Consolidate, Secure, Enable: A Field Guide to Untangling Business IT
Most growing businesses don't have a technology problem. They have an architecture problem.
The tools are usually fine. The email works, the files are in the cloud, the team has laptops. But somewhere along the way the company ended up with ten vendors where three would do, a security posture assembled by whoever happened to be available at the time, and no single person who understands the whole picture. Every new tool solved a problem and quietly added two more.
Over 30 years in IT, I've seen this pattern in companies of every size — from 1,100-store retailers to ten-person shops. The way out is always the same three moves, in this order. Order matters.
1. Consolidate
You can't secure or automate a mess you can't see. So the first job is always to take inventory and reduce.
That means listing every vendor, domain, subscription, and tool — including the ones nobody remembers signing up for — and asking a blunt question of each: does this still need to exist? Usually a surprising number don't. Overlapping tools get collapsed. Forgotten licenses get cancelled. Scattered domains and DNS get pulled under one roof and configured correctly.
The result isn't just a lower bill (though it usually is). It's a single, documented architecture that one person can actually reason about. That clarity is what makes everything after it possible.
2. Secure
Once the environment is clean, you secure it — and modern security starts with identity, not the firewall.

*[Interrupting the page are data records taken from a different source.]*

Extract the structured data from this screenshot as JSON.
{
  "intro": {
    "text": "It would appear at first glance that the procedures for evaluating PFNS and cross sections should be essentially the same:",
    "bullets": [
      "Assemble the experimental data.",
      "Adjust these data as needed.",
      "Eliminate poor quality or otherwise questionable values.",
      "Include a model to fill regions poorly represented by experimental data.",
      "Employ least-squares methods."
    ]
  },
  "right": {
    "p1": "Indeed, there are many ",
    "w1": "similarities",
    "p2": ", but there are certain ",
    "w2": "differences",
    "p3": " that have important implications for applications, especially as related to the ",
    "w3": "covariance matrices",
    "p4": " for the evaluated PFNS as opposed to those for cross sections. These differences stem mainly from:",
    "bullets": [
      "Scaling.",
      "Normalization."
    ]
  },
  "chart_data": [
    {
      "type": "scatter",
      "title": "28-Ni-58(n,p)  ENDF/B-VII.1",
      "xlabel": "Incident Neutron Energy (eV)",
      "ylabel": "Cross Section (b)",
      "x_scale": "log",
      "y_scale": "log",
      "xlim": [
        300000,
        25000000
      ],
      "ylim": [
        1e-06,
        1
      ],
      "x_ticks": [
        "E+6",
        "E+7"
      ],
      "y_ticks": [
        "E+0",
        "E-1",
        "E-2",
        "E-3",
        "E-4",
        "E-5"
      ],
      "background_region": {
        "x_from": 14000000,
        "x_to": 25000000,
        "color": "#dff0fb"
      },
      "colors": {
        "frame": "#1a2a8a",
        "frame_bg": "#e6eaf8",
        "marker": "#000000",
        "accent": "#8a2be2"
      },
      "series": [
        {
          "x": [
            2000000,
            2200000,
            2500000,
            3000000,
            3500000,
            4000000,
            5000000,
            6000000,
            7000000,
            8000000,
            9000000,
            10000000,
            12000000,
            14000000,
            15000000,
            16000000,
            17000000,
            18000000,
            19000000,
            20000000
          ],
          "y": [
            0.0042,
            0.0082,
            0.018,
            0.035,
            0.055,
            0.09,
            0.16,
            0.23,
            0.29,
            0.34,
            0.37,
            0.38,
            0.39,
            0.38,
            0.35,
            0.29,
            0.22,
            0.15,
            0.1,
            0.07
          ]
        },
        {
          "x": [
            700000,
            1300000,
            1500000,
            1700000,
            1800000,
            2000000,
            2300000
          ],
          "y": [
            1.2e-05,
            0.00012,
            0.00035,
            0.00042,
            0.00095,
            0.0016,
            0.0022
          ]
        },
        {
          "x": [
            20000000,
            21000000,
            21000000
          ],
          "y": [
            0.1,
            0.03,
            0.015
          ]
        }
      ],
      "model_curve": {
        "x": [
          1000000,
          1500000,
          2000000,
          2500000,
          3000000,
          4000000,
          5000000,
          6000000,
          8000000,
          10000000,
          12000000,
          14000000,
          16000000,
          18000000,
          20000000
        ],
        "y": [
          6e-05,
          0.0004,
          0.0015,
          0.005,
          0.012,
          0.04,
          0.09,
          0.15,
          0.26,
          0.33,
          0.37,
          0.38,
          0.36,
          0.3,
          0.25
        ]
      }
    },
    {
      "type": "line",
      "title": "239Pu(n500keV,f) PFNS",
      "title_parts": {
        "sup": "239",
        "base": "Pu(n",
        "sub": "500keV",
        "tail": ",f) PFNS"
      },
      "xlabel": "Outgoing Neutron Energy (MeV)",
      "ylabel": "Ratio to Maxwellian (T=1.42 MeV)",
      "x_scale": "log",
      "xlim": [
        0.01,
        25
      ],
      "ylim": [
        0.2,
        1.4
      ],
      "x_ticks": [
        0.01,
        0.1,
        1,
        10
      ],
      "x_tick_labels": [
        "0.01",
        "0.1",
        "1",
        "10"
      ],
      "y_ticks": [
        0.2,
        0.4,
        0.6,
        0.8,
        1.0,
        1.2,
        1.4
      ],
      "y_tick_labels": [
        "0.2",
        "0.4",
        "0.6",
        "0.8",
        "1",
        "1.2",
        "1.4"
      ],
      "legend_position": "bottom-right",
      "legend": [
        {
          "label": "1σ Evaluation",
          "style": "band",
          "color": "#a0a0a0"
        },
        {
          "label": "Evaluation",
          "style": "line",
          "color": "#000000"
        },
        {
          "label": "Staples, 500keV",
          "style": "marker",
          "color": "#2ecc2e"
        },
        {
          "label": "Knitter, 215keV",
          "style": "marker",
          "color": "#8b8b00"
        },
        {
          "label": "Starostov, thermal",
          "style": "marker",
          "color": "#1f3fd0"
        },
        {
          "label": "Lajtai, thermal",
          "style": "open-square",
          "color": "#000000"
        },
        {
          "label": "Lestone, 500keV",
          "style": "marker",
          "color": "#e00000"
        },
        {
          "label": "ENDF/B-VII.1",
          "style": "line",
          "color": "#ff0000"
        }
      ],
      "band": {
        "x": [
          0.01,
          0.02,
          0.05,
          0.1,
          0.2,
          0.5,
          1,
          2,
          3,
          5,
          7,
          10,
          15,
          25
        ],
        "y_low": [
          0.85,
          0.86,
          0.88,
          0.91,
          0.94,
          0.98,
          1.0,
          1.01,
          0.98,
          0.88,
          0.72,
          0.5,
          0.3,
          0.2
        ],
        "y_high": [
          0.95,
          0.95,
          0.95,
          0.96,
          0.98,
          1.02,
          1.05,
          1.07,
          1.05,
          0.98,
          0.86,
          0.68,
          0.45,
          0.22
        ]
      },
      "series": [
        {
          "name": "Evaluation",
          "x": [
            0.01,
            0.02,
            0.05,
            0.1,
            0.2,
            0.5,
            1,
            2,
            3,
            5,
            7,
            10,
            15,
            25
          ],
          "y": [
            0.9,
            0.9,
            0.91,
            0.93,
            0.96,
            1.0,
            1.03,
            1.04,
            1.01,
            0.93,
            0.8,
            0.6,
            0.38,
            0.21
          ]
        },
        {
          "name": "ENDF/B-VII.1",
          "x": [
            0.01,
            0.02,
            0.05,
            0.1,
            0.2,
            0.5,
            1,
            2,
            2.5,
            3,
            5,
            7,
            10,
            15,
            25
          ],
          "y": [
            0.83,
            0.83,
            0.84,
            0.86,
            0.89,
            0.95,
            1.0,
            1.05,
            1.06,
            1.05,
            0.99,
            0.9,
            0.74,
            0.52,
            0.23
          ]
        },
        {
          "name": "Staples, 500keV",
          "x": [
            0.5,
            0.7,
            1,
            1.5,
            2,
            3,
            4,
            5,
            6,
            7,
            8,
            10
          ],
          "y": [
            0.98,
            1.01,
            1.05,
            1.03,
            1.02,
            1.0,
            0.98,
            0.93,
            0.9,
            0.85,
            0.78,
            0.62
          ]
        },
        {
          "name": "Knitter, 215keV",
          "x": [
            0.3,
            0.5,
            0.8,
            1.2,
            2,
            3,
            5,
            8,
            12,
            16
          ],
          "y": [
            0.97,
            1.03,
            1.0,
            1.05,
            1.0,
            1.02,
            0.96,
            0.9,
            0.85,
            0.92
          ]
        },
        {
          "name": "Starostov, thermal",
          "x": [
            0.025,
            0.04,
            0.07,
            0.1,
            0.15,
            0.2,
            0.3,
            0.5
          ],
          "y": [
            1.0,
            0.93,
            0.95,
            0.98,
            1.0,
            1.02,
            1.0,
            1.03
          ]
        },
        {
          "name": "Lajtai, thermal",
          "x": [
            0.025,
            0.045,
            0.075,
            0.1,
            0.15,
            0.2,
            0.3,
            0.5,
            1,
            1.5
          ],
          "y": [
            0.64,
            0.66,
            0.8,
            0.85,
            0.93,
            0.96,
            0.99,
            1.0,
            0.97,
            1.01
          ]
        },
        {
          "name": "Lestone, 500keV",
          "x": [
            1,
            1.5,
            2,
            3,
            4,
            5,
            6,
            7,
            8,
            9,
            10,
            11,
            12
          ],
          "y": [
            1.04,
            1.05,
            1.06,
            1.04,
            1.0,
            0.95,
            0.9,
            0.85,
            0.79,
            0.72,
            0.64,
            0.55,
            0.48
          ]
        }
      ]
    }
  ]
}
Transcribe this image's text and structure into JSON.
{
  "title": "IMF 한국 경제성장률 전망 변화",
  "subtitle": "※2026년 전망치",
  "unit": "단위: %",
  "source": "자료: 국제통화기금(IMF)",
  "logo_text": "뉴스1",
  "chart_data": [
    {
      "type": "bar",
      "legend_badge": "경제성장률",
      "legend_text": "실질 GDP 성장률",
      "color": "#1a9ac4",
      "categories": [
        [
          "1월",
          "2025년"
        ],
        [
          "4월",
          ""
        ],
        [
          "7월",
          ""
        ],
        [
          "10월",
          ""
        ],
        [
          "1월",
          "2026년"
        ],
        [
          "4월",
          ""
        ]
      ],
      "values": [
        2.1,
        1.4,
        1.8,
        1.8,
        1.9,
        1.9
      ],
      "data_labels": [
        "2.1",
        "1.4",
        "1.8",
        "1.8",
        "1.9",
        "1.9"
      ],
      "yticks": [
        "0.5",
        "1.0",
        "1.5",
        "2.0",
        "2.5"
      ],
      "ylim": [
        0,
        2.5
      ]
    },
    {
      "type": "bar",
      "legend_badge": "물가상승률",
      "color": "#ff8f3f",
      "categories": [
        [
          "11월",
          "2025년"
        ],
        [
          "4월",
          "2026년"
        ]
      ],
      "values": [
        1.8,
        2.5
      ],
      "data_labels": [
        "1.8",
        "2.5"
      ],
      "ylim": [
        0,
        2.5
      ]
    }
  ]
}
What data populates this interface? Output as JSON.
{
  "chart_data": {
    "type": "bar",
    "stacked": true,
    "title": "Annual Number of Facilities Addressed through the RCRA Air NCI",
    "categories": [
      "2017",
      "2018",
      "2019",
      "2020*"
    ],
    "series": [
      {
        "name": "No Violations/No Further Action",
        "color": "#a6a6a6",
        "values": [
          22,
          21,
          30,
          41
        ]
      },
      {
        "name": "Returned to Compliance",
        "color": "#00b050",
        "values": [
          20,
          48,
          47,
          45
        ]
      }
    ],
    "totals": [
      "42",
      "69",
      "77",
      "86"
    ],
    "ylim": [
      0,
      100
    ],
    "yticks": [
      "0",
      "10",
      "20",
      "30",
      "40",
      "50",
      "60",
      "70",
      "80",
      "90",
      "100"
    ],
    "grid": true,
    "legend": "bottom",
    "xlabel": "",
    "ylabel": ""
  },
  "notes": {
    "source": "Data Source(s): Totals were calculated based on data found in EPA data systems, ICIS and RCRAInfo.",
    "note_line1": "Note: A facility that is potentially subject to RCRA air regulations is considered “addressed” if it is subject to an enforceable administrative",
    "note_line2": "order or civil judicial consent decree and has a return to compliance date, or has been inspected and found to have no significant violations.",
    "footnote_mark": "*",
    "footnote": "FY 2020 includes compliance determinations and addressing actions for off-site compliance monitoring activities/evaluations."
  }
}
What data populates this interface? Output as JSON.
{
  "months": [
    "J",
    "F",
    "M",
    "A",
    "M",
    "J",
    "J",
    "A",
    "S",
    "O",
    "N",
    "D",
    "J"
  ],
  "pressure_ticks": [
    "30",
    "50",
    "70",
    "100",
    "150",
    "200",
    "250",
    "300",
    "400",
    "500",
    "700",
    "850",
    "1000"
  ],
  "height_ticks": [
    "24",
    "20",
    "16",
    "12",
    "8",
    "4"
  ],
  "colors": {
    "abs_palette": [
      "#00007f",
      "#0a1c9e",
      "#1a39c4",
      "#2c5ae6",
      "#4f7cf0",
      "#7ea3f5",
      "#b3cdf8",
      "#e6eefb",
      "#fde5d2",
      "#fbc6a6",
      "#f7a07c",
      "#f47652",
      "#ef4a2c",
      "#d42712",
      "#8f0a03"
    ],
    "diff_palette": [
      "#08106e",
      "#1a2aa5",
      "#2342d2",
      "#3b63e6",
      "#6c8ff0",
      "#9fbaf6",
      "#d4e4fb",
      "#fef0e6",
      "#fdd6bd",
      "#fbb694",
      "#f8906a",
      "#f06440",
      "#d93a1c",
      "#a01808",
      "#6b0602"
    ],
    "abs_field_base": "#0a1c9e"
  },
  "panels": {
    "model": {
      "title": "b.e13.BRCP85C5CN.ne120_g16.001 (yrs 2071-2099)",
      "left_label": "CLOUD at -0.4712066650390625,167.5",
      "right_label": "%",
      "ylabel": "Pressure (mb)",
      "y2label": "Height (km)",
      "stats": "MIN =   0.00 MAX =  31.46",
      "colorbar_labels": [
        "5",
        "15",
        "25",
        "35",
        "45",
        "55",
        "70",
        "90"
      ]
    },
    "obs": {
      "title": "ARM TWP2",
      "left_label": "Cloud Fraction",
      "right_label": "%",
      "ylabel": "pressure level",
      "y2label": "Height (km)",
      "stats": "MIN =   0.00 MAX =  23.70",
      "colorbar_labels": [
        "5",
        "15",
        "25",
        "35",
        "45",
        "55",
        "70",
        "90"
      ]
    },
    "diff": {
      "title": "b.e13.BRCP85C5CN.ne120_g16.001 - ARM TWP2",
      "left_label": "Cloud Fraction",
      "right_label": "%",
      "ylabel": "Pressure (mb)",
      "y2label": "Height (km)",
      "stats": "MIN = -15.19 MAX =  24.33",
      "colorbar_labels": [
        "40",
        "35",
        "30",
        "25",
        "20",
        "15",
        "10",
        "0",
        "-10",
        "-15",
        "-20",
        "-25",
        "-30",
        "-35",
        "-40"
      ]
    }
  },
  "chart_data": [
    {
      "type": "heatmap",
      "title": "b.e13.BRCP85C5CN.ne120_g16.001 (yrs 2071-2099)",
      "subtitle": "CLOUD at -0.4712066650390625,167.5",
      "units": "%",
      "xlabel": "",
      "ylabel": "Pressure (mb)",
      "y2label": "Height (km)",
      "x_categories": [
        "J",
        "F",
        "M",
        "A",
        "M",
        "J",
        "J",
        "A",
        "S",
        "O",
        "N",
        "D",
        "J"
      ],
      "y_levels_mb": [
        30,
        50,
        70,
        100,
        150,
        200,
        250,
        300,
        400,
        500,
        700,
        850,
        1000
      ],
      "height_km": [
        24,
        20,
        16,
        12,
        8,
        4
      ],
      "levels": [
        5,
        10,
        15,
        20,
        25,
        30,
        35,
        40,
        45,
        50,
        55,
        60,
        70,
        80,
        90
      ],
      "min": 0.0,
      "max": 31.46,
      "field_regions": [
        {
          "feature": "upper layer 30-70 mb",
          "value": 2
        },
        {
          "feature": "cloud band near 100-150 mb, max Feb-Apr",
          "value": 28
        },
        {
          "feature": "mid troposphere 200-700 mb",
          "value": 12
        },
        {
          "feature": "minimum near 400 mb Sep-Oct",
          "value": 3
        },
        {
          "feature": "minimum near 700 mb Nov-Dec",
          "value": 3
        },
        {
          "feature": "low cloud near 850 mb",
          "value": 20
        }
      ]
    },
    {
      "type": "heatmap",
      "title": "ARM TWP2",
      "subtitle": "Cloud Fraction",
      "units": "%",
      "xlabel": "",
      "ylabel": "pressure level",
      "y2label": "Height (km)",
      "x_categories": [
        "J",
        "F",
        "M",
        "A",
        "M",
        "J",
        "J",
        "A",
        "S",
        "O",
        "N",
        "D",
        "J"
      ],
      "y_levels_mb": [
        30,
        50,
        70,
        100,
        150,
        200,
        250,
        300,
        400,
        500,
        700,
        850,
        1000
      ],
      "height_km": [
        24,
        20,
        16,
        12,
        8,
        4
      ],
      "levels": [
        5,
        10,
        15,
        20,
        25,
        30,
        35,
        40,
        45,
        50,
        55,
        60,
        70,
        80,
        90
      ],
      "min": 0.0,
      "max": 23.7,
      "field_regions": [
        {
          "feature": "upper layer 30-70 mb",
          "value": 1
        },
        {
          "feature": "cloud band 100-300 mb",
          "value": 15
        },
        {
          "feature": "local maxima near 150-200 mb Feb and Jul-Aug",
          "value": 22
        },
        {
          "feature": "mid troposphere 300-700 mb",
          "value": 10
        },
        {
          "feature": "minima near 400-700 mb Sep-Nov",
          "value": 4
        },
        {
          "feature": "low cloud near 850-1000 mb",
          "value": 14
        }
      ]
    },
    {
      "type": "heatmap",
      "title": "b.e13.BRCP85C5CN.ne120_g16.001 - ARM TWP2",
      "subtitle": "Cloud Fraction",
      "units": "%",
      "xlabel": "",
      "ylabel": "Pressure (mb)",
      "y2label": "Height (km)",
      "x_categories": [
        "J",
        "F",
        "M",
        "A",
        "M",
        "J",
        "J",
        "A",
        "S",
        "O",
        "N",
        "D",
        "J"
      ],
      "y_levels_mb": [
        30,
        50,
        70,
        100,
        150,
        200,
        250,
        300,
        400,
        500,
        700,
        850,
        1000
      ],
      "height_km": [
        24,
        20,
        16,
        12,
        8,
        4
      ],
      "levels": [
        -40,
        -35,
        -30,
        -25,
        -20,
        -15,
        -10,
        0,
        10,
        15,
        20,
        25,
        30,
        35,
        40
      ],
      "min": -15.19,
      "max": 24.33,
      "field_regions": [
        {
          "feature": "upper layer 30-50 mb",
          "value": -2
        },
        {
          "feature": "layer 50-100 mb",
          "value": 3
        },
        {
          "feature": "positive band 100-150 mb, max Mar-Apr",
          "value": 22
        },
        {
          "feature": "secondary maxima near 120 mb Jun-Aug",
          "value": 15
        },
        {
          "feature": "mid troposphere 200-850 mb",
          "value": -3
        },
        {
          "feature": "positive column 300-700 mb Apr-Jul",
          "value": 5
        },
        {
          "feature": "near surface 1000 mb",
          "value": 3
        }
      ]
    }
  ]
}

The old model of a hard perimeter around a trusted inside is gone. People work from everywhere, on every device, against apps that live in someone else's data center. The thing that ties it all together — the new perimeter — is who is allowed to do what. That's why the highest-leverage security work for most businesses is identity: single sign-on, multi-factor authentication everywhere, conditional access based on real risk, and clean account lifecycle so access leaves when people do.
From there you layer in the rest — endpoint and email protection, secure-by-default configuration, and whatever compliance framework your industry requires. But identity is the foundation the rest stands on.
3. Enable
Only now — with a consolidated, secured environment — does it make sense to add intelligence on top.
This is the fun part: automating the manual, error-prone work that quietly drains your team, and putting AI tools to work where they actually move the business. The reason this comes last isn't caution for its own sake. Automating a messy, insecure environment just makes the mess move faster. Build on a clean foundation and the same tools become a genuine multiplier.
Why the order is the whole point
Most IT frustration comes from doing these out of sequence — bolting on a security product before consolidating, or chasing AI before either. Consolidate, then secure, then enable. Each step makes the next one cheaper, faster, and safer.
If your IT feels like more vendors and tools than anyone can keep straight, that's not a failure — it's just the natural result of growth. It's also very fixable, and it starts with a single honest inventory.